Immer noch wird der bei den Lehren von Kate Mitchell seinen Ausgang nehmende Einsatz von Filmprojektionen stark überstrapaziert. Das Geschehen auf der Bühne wird ständig von zwei Kameraleuten gefilmt und auf Leinwände geworfen. Der Vorteil dieser Vorgehensweise besteht darin, dass dadurch Mimik und Gestik der Handlungsträger intensiviert werden. Auf der anderen Seite fällt die Entscheidung, ob man sich auf die Filme oder das Bühnengeschehen konzentrieren soll, nicht gerade leicht. Dementsprechend erscheint Nibelheim als ein pseudo-realer Filmset, in dem Alberich und Mime in einem Wohnwagen hausen. Alptraumhaft und grotesk wirken die übereinandergelagerten visuellen Ebenen. Die kognitive Überforderung des Auditoriums ist indes als Abbild unserer von ständigem Stress geprägten zeitgenössischen Alltagswelt vom Regisseur gewollt. Und noch mehr. So zum Beispiel, wenn Wotan zu Beginn des zweiten Bildes zusammen mit seiner Frau Fricka und seiner Schwägerin Freia im Bett liegt, wo ihn der verzweifelte Anruf von Wellgunde erreicht, die ihn von Alberichs Goldraub unterrichtet. Sie und ihre beiden Schwestern erholen sich in einem anderen Zimmer vom Verbrechen des Nibelungen. Aber auch sie können sich den neugierigen Augen des Publikums nicht entziehen. Offenkundig wird, dass das Texas der 1960er Jahre zu einem Überwachungsstaat verkommen ist, in der jeglicher Art von Privatsphäre keine Bedeutung mehr zukommt. Big Brother is watching you.
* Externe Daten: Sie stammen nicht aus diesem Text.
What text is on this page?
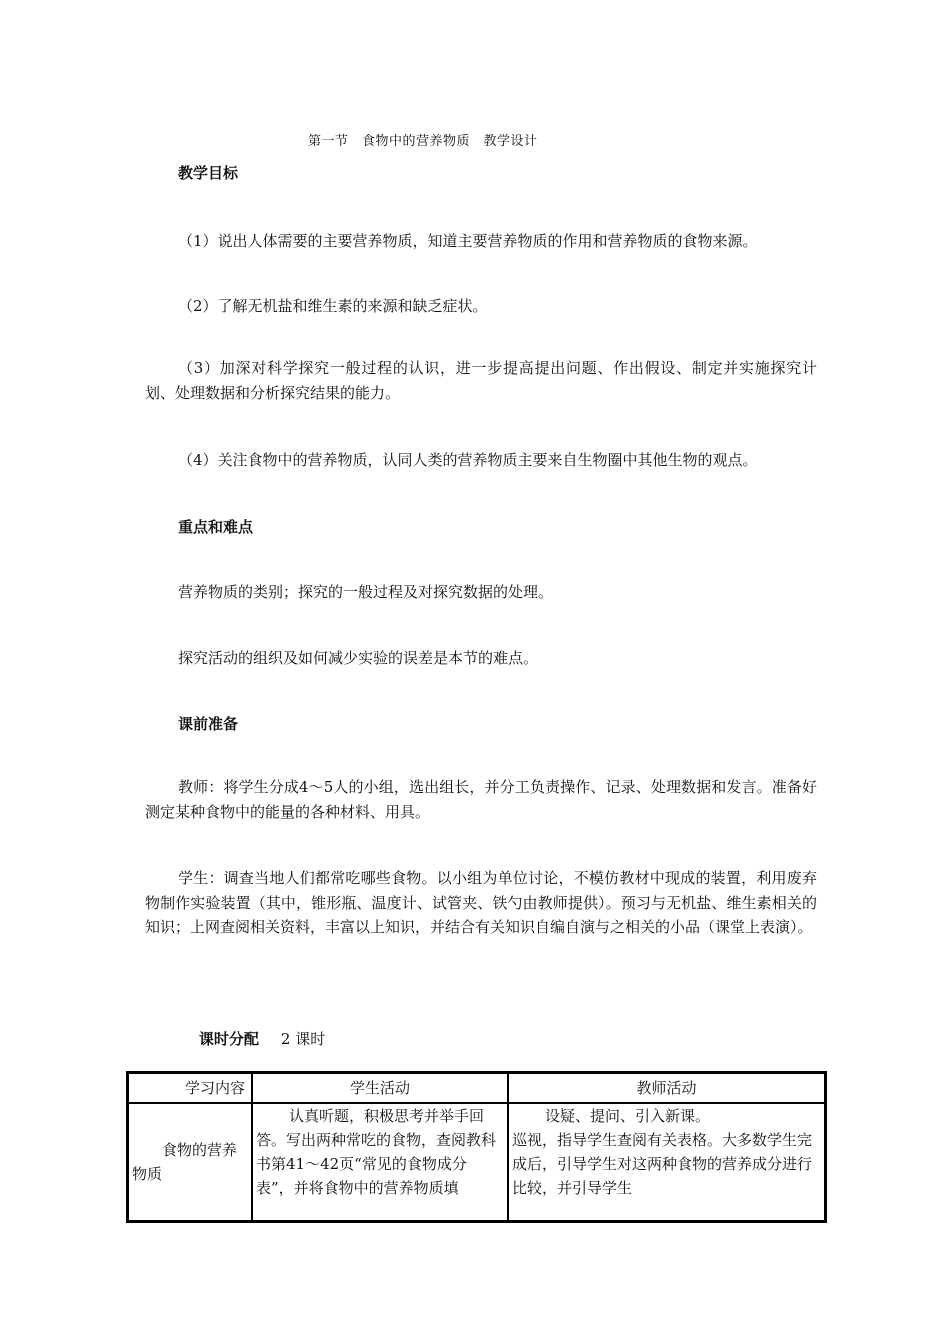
第一节　食物中的营养物质　教学设计
教学目标
（1）说出人体需要的主要营养物质，知道主要营养物质的作用和营养物质的食物来源。
（2）了解无机盐和维生素的来源和缺乏症状。
（3）加深对科学探究一般过程的认识，进一步提高提出问题、作出假设、制定并实施探究计划、处理数据和分析探究结果的能力。
（4）关注食物中的营养物质，认同人类的营养物质主要来自生物圈中其他生物的观点。
重点和难点
营养物质的类别；探究的一般过程及对探究数据的处理。
探究活动的组织及如何减少实验的误差是本节的难点。
课前准备
教师：将学生分成4～5人的小组，选出组长，并分工负责操作、记录、处理数据和发言。准备好测定某种食物中的能量的各种材料、用具。
学生：调查当地人们都常吃哪些食物。以小组为单位讨论，不模仿教材中现成的装置，利用废弃物制作实验装置（其中，锥形瓶、温度计、试管夹、铁勺由教师提供）。预习与无机盐、维生素相关的知识；上网查阅相关资料，丰富以上知识，并结合有关知识自编自演与之相关的小品（课堂上表演）。

课时分配 2 课时

学习内容	学生活动	教师活动
食物的营养物质	认真听题，积极思考并举手回答。写出两种常吃的食物，查阅教科书第41～42页“常见的食物成分表”，并将食物中的营养物质填	设疑、提问、引入新课。
巡视，指导学生查阅有关表格。大多数学生完成后，引导学生对这两种食物的营养成分进行比较，并引导学生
Ian Paterson (Wotan), Nadine Weissmann (Erda)

Allgemein wird das Medium Film von Castorf ganz groß geschrieben. Dem „Rheingold“ streift er kurzerhand die Ästhetik der Filme von Quentin Tarantino über. George Stevens’ Klassiker „Giganten“ scheint er ebenfalls zu schätzen. Er geht recht assoziativ vor und fordert die Zuschauer zum Mitdenken auf. Bertolt Brecht lässt grüßen. Entsprechend Brechts berühmtem Postulat „Glotzt nicht so romantisch“ intendiert auch Castorf eine totale Desillusionierung der Besucher. Sie sollen nicht staunen, sondern verstehen, was sich da vor ihren Augen abspielt. Insbesondere durch den Verfremdungseffekt werden einige Aspekte noch stärker beleuchtet. Während Brecht sich zur Erzeugung einer Antiillusion lediglich auf sein Episches Theater beschränkt, erzeugt Erwin Friedrich Max Piscator – unter seiner Ägide wurde das Theater zum politischen Tribunal – ein jeglicher romantischen Illusion abholdes Abbild der Wirklichkeit, was ebenfalls mit Hilfe der Gattung Film geschieht. Genau dasselbe tut Castorf, wobei er auch Elemente des absurden Theaters, des Theaters der Grausamkeit sowie des Dadaismus bemüht. Man merkt, dass ihm Namen wie Artaud, Beckett und Ionesco ein Begriff sind. Albernheiten und Absurditäten werden Tür und Tor geöffnet. Zunehmend fühlt man sich in einen Traum oder noch besser Alptraum versetzt. Dieses Stilgemisch, mit dem der Regisseur hier aufwartet, ist von großem Reiz. Zudem setzt er voll und ganz auf Dekonstruktion. Behände nimmt er die einzelnen Teile von Wagners Musikdrama auseinander, nur um sie dann umso genussvoller wieder zusammenzufügen. Daraus resultiert eine lose Reihe sequenzartig aufeinanderfolgender Bilder, die keinen Zusammenhang aufweisen. Hier haben wir es mit einem allgemeinen Stilprinzip von Castorfs Theater zu tun, das immer wieder überzeugt.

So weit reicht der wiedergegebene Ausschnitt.